Eric wrote:
>If the hope is that a growing Green Party--and a 5% Nader vote--will help
>things down the road, just remember what happened to the (at the time)
>very popular movement started by Ross Perot and the Reform Party. Where
>does it stand now?
it sure influenced Clinton and Gore, who are now born-again
balance-the-budget fanatics (along with the misguided orthodoxy in
macroeconomics).
BTW, we should remember that elections happen every day in Washington DC.
An election not an every-four-years or every-two-years event (a regular
plebiscite). It involves the flow of tremendous amounts of dollars to
influence the politicians at every point. To a small extent in recent
years, there's been some grass-roots movements counteracting the money game
(and their phoney-grassroots "astroturf" movements). The hope of the Nader
movement is that it will strengthen those movements.

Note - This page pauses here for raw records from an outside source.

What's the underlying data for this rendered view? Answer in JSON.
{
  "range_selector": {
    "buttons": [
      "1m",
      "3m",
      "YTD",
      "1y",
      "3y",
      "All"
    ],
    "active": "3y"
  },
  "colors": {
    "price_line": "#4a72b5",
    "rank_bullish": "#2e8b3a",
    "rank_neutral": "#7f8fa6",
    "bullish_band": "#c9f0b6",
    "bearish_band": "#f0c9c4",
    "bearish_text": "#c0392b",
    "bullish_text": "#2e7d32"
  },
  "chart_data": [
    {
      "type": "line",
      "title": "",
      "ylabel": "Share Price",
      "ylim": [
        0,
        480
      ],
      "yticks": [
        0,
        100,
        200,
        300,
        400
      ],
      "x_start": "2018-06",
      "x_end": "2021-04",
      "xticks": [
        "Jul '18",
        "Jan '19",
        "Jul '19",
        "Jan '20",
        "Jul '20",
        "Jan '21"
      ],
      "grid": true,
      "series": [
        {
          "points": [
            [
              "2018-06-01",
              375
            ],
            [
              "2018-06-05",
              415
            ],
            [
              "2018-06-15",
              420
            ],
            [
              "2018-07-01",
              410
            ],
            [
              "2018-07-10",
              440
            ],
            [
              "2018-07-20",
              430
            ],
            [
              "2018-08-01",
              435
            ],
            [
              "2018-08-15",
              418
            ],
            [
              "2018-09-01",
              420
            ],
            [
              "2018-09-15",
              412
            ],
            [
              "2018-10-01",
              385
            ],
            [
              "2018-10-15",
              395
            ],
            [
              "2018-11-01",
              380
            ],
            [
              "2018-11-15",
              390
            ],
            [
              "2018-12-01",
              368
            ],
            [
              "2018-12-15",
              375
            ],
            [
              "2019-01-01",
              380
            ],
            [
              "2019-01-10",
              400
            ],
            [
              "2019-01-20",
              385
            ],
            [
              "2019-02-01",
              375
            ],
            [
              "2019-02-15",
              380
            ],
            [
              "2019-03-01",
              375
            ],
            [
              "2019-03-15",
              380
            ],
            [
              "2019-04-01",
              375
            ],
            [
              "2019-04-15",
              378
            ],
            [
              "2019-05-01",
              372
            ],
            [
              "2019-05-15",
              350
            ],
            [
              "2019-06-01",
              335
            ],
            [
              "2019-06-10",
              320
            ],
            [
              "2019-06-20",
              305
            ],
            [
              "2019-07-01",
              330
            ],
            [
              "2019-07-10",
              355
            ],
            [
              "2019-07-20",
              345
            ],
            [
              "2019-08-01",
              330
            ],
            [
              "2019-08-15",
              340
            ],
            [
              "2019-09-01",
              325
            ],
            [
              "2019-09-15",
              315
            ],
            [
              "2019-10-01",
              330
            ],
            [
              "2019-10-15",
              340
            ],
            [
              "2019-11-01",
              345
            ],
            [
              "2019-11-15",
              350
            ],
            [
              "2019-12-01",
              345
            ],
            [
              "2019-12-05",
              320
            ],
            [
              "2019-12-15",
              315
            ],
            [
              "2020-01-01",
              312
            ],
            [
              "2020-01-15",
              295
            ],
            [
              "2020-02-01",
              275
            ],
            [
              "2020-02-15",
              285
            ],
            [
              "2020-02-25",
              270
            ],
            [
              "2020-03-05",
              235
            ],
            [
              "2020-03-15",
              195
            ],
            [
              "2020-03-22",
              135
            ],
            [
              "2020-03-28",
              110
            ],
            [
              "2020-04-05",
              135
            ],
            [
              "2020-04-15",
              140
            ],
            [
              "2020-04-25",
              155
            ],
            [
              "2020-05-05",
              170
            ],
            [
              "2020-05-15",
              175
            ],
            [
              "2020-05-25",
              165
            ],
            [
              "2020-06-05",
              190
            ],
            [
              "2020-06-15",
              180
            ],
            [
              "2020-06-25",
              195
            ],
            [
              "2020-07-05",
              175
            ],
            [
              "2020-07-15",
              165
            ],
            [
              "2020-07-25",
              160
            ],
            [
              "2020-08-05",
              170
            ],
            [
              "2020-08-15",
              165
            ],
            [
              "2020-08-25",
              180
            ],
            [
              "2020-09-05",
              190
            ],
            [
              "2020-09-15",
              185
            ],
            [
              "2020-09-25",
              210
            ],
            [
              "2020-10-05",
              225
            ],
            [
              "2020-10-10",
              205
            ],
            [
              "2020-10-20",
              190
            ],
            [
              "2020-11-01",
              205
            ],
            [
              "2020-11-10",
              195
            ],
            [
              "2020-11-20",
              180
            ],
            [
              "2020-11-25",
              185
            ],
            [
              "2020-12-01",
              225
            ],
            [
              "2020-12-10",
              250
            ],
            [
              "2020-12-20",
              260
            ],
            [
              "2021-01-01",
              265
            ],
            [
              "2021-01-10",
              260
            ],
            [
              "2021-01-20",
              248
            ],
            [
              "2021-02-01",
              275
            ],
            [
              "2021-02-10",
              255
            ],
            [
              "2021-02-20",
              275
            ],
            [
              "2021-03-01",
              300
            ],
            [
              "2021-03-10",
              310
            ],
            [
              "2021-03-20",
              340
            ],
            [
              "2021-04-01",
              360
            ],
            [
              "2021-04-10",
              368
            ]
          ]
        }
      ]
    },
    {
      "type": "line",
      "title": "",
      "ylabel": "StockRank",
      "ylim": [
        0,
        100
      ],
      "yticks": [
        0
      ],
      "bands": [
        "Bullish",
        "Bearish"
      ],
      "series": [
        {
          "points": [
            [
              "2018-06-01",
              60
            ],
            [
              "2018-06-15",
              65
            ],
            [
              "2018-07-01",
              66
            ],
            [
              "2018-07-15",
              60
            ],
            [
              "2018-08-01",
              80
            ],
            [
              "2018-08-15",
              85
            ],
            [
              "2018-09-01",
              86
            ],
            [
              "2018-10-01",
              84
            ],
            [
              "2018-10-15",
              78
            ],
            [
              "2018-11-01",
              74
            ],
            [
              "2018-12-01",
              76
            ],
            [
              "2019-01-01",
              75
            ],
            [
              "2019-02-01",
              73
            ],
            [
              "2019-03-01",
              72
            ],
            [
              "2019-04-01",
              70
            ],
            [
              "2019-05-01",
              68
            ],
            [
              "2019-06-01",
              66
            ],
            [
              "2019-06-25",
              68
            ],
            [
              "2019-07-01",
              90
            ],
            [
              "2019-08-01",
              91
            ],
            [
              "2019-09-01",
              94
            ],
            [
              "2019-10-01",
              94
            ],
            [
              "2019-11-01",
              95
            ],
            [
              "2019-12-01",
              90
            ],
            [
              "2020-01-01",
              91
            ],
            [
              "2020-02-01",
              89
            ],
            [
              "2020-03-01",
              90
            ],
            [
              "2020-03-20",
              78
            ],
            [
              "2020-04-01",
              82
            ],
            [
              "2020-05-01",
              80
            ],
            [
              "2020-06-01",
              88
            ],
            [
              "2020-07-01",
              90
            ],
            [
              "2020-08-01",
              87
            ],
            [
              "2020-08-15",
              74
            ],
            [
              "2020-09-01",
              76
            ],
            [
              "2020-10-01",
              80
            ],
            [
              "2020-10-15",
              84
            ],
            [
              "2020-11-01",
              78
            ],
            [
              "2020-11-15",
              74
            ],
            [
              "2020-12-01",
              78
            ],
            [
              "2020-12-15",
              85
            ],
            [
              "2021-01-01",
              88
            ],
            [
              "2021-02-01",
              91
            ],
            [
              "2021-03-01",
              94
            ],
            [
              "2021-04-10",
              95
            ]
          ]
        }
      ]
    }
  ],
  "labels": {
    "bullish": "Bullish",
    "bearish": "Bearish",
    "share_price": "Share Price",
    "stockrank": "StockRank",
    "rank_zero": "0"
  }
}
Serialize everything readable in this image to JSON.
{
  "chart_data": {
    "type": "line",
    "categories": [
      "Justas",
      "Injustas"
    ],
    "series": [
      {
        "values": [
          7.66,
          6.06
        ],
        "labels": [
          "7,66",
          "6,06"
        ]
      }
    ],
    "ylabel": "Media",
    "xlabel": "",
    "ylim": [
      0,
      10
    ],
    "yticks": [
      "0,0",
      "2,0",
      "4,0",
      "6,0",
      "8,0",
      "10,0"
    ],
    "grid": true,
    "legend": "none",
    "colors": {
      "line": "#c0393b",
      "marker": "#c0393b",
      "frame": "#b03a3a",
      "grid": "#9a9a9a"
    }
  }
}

Nader seems to be
attracting a lot of grassroots support, especially among those much younger
than I am. I'm hoping that the veterans of this movement will learn their
lessons well.
in a different message, Eric writes:
>... the Reform Party itself has crashed and burned (which was my
> point). Might not the same fate befall the Green Party?
Of course, but no event is predetermined. Even Gore might come out in favor
of democracy, instituting real campaign finance reform, appointing people
who aren't stamped by the "new Democrat" mold (like Lieberman), eschewing
the corporate domination of politics and the technocratic myth that
expertise is enough. But that's a total dream, one less likely to be
realized than the collapse of the Greens.
I wonder if people who were organizing big anti-war [in Vietnam]
demonstrations, big Civil Rights demos, big movements for the Equal Rights
Amendment or for the strengthening of abortion rights worried _ahead of
time_ that their movements would "crash and burn." It can be argued that
all of those movements actually did crash and burn (to different degrees
and different ways). Does that mean that no-one should have tried? does
that mean we should give up, taking no risks?